Data scientists and creative designers come from two different worlds, with two very different perspectives.
Creatives are… well… creative. They tend to be free-spirits, who don’t like to be given strict constraints for how they should come up with the next amazing idea. You can’t put a creative spirit in a glass jar and expect it to thrive.
According to Psychology Today, “Creative people combine playfulness and discipline, or responsibility and irresponsibility.”
This leads me to believe you can help creatives, as well as most people, thrive by giving basic structure to help promote a balance of discipline and playfulness. Information on the client, campaign goals, media channels, audiences – information that helps focus their creative energy – are helpful.
That is where data scientists come in.
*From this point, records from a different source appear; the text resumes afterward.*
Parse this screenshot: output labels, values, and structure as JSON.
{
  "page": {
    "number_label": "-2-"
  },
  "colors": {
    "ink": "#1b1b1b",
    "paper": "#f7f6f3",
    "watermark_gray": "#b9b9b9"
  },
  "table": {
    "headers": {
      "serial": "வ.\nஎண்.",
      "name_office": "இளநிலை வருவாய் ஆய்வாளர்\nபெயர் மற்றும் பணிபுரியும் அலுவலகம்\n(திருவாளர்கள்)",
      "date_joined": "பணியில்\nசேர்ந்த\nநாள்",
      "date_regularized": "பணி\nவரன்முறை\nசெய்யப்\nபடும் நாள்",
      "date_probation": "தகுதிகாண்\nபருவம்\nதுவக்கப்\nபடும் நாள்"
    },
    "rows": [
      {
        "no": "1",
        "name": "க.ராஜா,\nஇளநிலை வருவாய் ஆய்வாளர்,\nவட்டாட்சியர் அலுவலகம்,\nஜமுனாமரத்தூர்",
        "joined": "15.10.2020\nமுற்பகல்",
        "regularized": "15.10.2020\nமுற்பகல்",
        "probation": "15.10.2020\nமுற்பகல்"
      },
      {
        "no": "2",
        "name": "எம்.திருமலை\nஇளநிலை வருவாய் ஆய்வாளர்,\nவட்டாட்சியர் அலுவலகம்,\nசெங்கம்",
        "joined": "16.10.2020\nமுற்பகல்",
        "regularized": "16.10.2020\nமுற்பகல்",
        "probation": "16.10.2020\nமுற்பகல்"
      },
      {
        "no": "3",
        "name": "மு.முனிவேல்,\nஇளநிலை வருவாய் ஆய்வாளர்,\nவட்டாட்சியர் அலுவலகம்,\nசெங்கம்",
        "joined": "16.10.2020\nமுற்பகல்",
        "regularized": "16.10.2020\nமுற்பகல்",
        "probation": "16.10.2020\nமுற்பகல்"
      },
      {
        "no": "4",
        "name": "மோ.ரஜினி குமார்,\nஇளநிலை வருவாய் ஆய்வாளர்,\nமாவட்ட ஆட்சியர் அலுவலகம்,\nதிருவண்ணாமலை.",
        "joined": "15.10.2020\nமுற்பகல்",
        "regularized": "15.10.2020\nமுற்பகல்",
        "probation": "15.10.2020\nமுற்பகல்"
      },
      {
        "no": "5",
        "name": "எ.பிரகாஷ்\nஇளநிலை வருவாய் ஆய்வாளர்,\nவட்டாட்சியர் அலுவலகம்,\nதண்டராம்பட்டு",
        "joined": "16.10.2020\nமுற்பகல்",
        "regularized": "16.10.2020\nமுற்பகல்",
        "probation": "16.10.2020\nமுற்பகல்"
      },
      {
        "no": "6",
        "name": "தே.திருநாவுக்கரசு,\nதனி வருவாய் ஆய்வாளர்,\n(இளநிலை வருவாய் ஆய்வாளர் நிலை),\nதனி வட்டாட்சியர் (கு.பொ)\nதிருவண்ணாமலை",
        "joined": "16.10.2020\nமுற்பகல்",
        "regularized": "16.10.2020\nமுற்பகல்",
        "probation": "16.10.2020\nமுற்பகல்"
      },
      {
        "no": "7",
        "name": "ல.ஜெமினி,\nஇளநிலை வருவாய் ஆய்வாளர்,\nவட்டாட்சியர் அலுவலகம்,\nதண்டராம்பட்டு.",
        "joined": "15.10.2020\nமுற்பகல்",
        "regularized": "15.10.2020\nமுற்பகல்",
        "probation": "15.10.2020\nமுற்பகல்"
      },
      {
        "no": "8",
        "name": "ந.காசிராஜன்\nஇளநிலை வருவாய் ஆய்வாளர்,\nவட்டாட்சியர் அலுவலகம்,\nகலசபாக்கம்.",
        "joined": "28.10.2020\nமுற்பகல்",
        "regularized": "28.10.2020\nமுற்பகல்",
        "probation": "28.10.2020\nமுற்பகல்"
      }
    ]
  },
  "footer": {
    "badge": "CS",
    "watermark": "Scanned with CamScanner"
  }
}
There is often a belief that data scientists cannot be creative, that we are stricter, rule followers – I don’t believe this is true.
Data, handled the right way, is a fine balance between science and art.
When you stare at a spreadsheet of numbers, you need an experienced artist’s eye to identify what is most important. How do you make the data useful? This is what I call data strategy – the ability to tell a story with the data in front of you, which takes both creativity and an understanding of the underlying data.
In the context of working with a creative design team, creative data strategy also means admitting data doesn’t live only in a spreadsheet, that data comes from the design team as well – in their experience, their reactions, their perspectives.
This is where data and creativity merge. Data can tell you who purchases a product and who doesn’t, it can tell you about motivations, personality traits – it can answer who, what, when, where, why.
Creative design teams are the people who take this data and use it to make people feel. “Creative has always been the crucial point where the marketer meets the consumer,” says Oz Etzioni in his Adweek post about breaking silos between creative and data. What most people want is a reason to care, to feel a certain way and that is what a good creative team does.
As data strategists, it is our job to work with creative teams to ensure we are providing the right kinds of data and testing structures that help creative teams flourish and grow – to thrive in their creativity without putting them in a box.
When it comes down to it, creative teams and data teams have more commonalities than differences – we are often detail-oriented, perfectionists, artists. When we work together, we can make creatively, data-driven magic.